Saturday, February 15, 2014

Nation of laws must rein in Obama

02.15.2014


A few days ago, Danish journalist Lars Hedegaard wrote me with a new assignment to write for the European paper he co-edits:

“Would you write something about a disturbing phenomenon — the fact that Obama rules by decree and neglects the Constitution. How can this go on? Nixon was a complete amateur compared to this would-be Kim Jong-Un. It looks like a coup d'etat. Nobody talks about it in Europe.”

So that's what America looks like from 4,000 miles away.

Given the lack of context “over there,” my overview had to start with the basics of Barack Obama's presidency: numerous unconfirmed “tsars,” sweeping executive orders and massive amounts of regulation. “I've got a pen and I've got a phone” is the way the president recently described his tools of power, noticeably omitting whether he also had a copy of the U.S. Constitution.
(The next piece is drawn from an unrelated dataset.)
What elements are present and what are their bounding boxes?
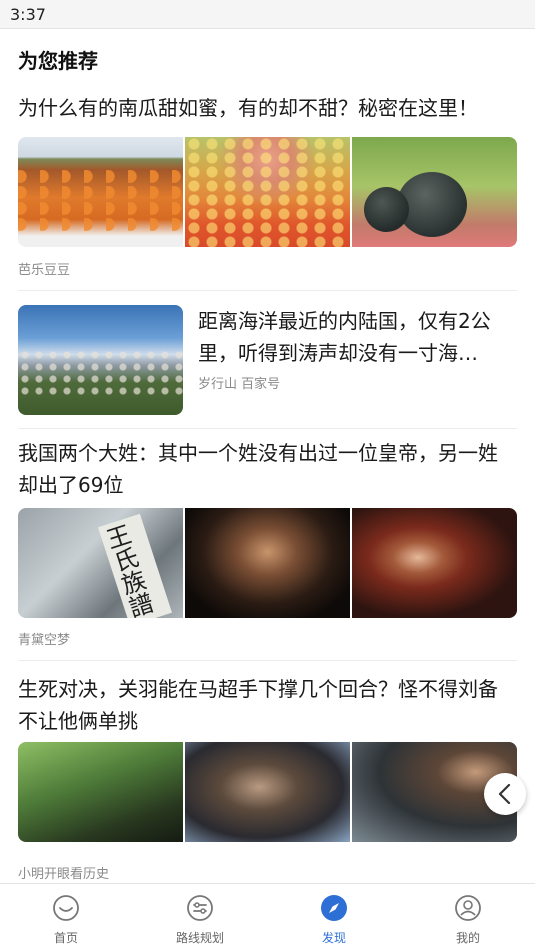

For many Americans, living through the Obama era day by day, executive order by executive order, our nation's transformation becomes so much enveloping static. Yes, there are shrieks and screams (over ObamaCare's rollout, for instance), but mostly people seem to shut out the background noise of an aggressively collectivizing government doing business. Obama's poll numbers dip, yes. White noise ensues.

Obama is seizing powers that belong to the legislative branch. He's not the first president to do so; not by a long shot. That's also part of the ambivalence problem. Obama fits an accepted historical mode of abuse exemplified, for example, by the even more dictatorial FDR.

What distinguishes Obama's fiats in our time, however, as Sen. Mike Lee, R-Utah, told CNSNews.com, is that Obama “has repeatedly made use of executive orders to change statute, to change law, to change legislation enacted by Congress.”

A president can't do that. The crisis exists because the legislative branch is letting him.

During a December hearing before a House Judiciary subcommittee on “The President's Constitutional Duty to Faithfully Execute the Laws,” liberal law professor (and onetime Obama voter) Jonathan Turley stated: “The problem with what the president is doing is that he's not simply posing a danger to the constitutional system. He's becoming the very danger the Constitution was designed to avoid.”

What to do with a president who rewrites his own laws, enacts legislation that has failed (repeatedly) to pass into law, and creates legislation through executive agency regulation?

The boldest proposition on the table so far — not moving, I will add — is for Congress to stop funding executive orders that upset the Constitution's “balance of powers.” This is an obvious “check” to restore “balance.”

But Obama's systematic assaults on constitutional governance require more than defunding, and more than static. They require, first and most urgently, a full airing. Impeachment, which may begin with an impeachment inquiry, is the means the Constitution provided us. It offers the way “forward,” as the president might say, to re-establish that America is a nation of laws, not men.